Radiotherapy for Metastatic Spinal Cord Compression with Increased Doses: Final Results of the RAMSES-01 Trial

Presenting author:
Dirk Rades, MD, FASTRO

By Simon S. Lo, MB, ChB, FASTRO, University of Washington
Presenting author - Dirk Rades, MD, FASTRO, University of Luebeck

Dirk Rades, MD, FASTRO, et al. reported the results of a multicenter phase 2 trial (RAMSES-01) on the use of dose escalated precision-radiotherapy (RT) delivering either 2.633 Gy X 15 (EQD2 of 41.6 Gy assuming α/β = 10 Gy) or 2.333 Gy X 18 (EQD2 of 43.2 Gy) to favorable prognosis patients with metastatic spinal cord compression (MSCC) (N = 50 out of the 62 planned). The results were compared to a historical control group of favorable prognosis patients receiving 3 Gy X 10 (EQD2 of 32.5 Gy) (N = 266). The primary endpoint was local progression-free survival (LPFS), which was defined as no deterioration of motor function during RT and no in-field recurrence of MSCC at 12 months. According to the lead investigator, the study protocol mandated that an in-field recurrence of MSCC had to be associated with motor deficits. The secondary endpoints were improvement of motor and sensory functions, post-RT ambulatory status, relief of pain and distress, toxicity and overall survival (OS). The corresponding hotspots allowed to the spinal cord were 101.5% and 101.2%, respectively.

The trial was terminated after 50 patients were enrolled due to the worse than expected OS that resulted in the development of a new survival score, which this trial was not based on. Among the 50 patients enrolled, the 12-month LPFS and OS were 97.6% and 69.9%, respectively. Improvement of motor function was observed in 56% of the patients and 94% of the total group were ambulatory after RT. Within three months after RT, improvement of pre-RT sensory deficits and pain were observed in 57.2% (12 of 21) and 84.4% (38 of 45) of the patients, respectively. Relief of distress was reported in 78% of the patients. Grade 2 (esophagitis/dysphagia) and 3 (diarrhea/esophagitis) toxicities were observed in 20% and 4% of the patients, respectively. When compared to the historical control group, the RAMSES-01 cohort showed significantly better LPFS (p = 0.046) and a trend toward improvement of motor function (p = 0.057) after propensity score adjustment although post-RT ambulatory (p = 0.56) and OS rates (p = 0.62) were not significantly different.

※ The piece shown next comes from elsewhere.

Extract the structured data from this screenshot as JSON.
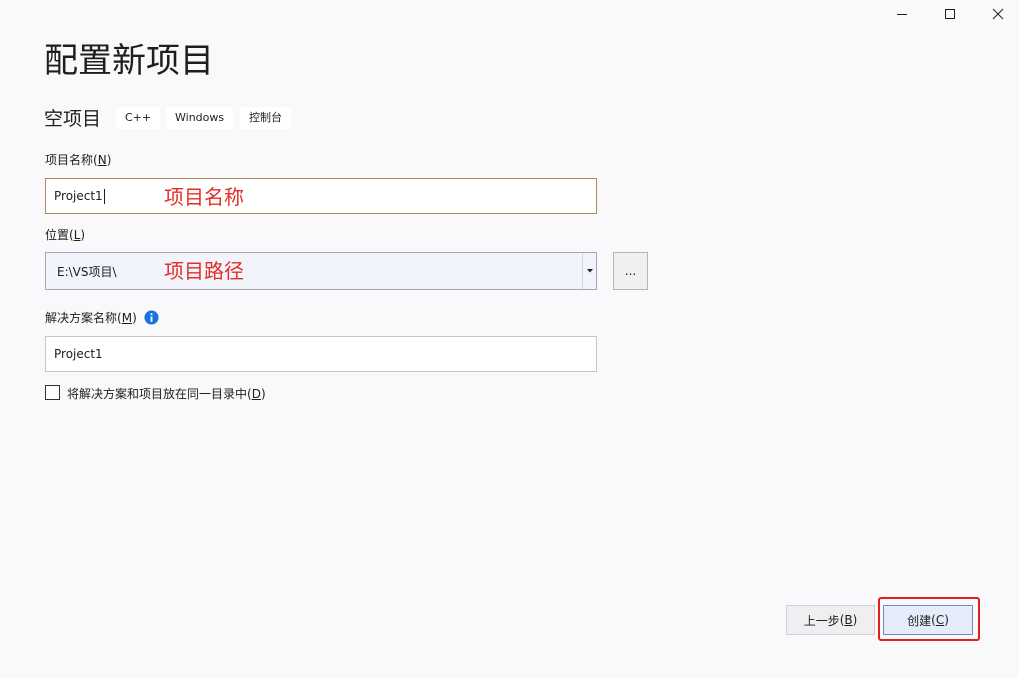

The authors concluded that dose escalated precision RT was sufficiently well tolerated and yielded significantly better long term PFS compared to 3 Gy X 10 for favorable prognosis patients with MSCC and therefore appeared to be more preferable for this patient group.

Regarding the study, Dr. Rades remarked, "I am very happy that the collaboration between the participating centers from Europe and Northern America has worked so well during this project. Moreover, I am satisfied that we have reached the primary goal of the study, although we had to close it after 80% of the planned sample size/number of patients. I hope that our study will make a contribution to personalization and improvement of the treatment for patients with MSCC."
 


Abstract 244 - Radiotherapy for Metastatic Spinal Cord Compression with Increased Doses: Final Results of the RAMSES-01 Trial was presented on October 3, 2023, during the SS 25: CNS 1: CNS Metastases & Avoidance of Toxicity session at the 2023 ASTRO Annual Meeting.